Last month, /Film's Ben Pearson attended a press conference for "The Last of Us" which featured the cast and crew. During a roundtable interview, Ben asked if there was anything specific she was looking forward to taking another crack at when inhabiting the role of Marlene again, and the actress revealed that replaying Marlene allowed her to hone in on the physical deterioration that comes with a life-long battle:

"I think there was a heavier stillness to her that ended up coming through, which surprised me, because I think I've always remembered and understood her as in front of the microphone with a fist in the air and all of that. But there was the weathered-ness of the 20 years of living in this very dark world and not knowing whether or not another side is actually going to happen. You can believe, you can have faith, you can hold the beacon up, but do you actually have evidence? And what does that do to you in your daily walk?"

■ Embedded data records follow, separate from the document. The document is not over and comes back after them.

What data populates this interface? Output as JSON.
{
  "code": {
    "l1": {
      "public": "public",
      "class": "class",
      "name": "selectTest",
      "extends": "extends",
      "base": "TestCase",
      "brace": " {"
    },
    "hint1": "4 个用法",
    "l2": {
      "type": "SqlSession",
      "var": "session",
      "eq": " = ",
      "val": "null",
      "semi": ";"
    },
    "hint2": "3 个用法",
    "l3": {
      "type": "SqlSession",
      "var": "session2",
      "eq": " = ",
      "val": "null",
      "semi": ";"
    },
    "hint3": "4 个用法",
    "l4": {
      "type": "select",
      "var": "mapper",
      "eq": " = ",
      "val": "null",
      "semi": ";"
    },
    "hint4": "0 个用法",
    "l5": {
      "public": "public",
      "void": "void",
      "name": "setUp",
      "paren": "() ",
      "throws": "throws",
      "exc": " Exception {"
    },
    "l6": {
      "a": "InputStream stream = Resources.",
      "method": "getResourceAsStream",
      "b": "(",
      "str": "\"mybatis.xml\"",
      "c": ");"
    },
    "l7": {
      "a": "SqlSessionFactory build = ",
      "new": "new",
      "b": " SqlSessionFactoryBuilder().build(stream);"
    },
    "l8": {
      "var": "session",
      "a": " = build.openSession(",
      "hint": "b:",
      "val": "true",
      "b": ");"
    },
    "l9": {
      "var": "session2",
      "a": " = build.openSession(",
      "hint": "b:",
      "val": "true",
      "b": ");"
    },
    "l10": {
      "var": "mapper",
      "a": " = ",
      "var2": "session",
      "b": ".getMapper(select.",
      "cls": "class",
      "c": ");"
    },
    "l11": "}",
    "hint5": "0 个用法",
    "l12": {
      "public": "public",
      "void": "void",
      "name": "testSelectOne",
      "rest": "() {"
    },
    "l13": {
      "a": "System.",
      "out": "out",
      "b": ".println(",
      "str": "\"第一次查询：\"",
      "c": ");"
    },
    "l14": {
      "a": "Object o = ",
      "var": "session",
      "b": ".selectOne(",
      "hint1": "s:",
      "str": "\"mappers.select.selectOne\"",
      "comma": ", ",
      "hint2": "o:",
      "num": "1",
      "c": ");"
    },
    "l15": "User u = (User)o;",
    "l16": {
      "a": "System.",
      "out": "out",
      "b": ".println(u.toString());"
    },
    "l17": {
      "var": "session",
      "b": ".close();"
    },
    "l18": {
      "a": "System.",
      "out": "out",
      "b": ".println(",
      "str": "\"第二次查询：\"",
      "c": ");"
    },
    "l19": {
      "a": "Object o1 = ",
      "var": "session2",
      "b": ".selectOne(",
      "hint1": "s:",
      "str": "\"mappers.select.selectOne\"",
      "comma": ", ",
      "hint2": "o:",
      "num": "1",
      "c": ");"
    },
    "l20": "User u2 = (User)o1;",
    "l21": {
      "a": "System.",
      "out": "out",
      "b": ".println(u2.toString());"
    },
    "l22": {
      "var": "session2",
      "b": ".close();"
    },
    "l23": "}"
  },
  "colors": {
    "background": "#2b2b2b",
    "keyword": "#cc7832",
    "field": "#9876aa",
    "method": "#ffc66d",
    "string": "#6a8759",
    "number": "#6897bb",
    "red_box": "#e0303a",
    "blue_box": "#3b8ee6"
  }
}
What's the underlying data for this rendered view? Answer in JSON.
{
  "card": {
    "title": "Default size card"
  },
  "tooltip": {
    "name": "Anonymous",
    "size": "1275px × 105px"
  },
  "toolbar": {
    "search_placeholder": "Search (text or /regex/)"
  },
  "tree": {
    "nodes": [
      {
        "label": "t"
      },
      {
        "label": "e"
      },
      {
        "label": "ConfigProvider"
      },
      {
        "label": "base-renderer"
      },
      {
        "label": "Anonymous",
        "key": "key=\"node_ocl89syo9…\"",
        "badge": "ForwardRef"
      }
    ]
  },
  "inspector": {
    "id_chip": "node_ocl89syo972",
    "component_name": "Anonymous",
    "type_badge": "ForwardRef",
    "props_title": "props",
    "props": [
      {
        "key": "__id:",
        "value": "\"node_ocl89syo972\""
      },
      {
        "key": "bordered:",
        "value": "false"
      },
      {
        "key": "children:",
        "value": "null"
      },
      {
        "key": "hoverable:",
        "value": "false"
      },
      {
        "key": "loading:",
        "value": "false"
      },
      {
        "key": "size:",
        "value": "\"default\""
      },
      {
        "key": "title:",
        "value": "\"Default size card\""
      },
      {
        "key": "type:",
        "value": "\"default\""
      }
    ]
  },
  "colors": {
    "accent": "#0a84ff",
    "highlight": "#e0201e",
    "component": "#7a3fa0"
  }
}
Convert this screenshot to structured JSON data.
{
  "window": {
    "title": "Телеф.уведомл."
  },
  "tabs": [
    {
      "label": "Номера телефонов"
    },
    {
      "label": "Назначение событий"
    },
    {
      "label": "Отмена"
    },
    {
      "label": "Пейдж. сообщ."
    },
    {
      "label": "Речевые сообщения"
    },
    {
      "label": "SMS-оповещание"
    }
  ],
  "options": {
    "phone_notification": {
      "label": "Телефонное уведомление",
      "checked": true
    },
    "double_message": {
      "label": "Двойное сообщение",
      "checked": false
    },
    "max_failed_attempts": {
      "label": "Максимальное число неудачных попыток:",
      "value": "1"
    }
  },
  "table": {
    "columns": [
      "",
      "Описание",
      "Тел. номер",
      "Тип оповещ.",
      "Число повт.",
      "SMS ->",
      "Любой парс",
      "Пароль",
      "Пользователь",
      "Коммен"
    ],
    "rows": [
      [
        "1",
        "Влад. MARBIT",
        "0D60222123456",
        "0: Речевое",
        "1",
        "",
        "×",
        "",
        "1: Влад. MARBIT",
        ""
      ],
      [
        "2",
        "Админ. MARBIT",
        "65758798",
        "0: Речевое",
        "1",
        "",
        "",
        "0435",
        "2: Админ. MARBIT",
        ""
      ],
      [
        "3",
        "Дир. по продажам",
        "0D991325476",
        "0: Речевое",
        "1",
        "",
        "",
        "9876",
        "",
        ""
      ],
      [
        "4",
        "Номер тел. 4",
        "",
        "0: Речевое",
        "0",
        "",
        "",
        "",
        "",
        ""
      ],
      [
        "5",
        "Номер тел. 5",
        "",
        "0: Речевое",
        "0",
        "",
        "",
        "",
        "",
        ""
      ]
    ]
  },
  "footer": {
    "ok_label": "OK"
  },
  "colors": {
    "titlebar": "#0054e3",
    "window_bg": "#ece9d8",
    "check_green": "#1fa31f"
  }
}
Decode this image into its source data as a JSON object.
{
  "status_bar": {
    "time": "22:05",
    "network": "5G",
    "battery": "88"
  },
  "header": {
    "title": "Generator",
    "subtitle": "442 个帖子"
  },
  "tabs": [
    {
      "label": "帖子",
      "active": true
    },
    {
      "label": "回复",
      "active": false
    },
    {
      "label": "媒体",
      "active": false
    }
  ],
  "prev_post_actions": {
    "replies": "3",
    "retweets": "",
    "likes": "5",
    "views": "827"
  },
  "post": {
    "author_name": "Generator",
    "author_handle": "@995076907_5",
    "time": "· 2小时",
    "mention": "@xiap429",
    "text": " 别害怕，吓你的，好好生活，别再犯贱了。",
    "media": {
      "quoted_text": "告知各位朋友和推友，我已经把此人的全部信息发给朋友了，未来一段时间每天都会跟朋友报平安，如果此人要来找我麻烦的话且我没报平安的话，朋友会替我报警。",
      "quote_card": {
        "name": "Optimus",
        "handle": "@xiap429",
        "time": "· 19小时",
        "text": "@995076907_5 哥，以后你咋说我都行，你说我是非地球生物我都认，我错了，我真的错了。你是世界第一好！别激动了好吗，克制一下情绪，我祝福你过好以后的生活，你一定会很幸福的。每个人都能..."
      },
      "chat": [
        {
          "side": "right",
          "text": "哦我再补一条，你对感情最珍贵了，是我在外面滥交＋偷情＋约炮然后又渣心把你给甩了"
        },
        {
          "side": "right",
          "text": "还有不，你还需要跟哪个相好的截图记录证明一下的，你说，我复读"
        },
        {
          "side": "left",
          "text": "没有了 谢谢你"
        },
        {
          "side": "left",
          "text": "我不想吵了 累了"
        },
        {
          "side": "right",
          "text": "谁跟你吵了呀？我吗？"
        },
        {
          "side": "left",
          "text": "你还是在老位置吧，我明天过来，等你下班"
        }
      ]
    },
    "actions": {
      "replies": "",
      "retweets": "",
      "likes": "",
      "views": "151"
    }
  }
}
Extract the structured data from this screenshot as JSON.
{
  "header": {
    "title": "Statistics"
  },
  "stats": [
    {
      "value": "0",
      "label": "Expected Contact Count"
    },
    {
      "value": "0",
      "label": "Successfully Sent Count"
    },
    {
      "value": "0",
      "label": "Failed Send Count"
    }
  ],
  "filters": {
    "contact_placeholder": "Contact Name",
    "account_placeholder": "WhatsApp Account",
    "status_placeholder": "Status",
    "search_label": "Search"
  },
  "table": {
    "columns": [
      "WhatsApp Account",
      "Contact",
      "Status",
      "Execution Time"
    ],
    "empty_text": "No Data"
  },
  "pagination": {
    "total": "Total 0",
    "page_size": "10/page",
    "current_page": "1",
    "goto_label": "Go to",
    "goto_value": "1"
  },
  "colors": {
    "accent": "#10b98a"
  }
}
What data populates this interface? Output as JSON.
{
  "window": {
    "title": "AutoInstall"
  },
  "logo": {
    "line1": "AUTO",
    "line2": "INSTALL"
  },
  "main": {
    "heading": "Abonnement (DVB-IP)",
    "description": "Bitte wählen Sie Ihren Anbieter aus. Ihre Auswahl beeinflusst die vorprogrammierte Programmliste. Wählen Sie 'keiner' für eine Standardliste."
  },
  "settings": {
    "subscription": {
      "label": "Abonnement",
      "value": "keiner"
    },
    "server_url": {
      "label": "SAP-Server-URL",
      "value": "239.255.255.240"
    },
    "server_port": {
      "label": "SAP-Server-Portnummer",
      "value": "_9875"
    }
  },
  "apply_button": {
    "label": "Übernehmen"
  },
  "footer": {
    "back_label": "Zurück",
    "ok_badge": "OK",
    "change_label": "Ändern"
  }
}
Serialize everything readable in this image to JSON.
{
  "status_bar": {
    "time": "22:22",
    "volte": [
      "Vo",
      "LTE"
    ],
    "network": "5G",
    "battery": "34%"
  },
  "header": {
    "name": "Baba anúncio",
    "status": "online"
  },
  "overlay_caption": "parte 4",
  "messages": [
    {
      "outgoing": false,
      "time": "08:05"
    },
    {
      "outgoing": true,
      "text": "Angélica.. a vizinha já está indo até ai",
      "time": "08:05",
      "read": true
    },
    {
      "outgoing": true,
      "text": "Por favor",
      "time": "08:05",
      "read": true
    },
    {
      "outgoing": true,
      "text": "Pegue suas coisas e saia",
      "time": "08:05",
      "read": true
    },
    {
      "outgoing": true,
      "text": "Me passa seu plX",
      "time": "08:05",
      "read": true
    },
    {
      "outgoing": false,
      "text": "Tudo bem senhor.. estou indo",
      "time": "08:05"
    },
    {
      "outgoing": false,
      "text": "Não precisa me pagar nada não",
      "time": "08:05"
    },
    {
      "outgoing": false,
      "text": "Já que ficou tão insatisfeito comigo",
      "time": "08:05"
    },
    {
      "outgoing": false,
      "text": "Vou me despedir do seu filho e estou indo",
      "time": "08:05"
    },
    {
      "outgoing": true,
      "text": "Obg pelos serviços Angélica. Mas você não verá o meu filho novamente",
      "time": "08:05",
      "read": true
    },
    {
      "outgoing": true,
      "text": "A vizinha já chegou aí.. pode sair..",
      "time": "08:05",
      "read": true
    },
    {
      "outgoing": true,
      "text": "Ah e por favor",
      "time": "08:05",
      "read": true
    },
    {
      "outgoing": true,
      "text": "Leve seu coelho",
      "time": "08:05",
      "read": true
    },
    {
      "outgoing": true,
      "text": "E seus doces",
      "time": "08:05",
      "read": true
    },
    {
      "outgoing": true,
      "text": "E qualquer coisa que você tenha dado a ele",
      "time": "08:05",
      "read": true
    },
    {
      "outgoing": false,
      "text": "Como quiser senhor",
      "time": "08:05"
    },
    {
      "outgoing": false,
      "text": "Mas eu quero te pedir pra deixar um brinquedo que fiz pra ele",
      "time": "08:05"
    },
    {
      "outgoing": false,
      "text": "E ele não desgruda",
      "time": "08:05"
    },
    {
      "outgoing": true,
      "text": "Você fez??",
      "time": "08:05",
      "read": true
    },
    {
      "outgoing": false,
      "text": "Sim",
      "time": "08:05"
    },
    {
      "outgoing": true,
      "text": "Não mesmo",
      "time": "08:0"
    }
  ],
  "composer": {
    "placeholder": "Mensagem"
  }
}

As seen in the promotional material, Marlene is wounded at the start of the series after being shot. The "good" fight against opposing forces caught up to her in a very literal way. That, of course, would impede anyone's movement, but there is an underlying theme that Dandridge aptly considers for her live-action performance. The stillness comes after decades of a never-ending crusade that culminates in "The Last of Us."

The weight of the world

In the opening hours of "The Last of Us" game, Marlene appears as a sort of wise parental figure to Ellie before the young girl sets off on her adventures with Joel. At this point, Marlene had a weathered look and brandished plenty of battle scars, but her footsteps were heavy with purpose. The declining state of society did not deter her from trying to achieve a renewed vision of a better world. If anything, the arrival of Ellie reinvigorated her hope that she'd see that mission come to fruition.

Dandridge was originally able to bring a subtle weariness to her voice-over performance, but it is exciting to know that she won't just be putting out the exact same work in the HBO series, either. There are already a lot of big shoes to fill in "The Last of Us," so I'm glad we'll get a familiar face and voice to help anchor it to the original game. But accentuating and improving upon what was already present in the franchise should always be the goal of a great video game adaptation.

"The Last of Us" is set to premiere January 15 on HBO and HBO Max.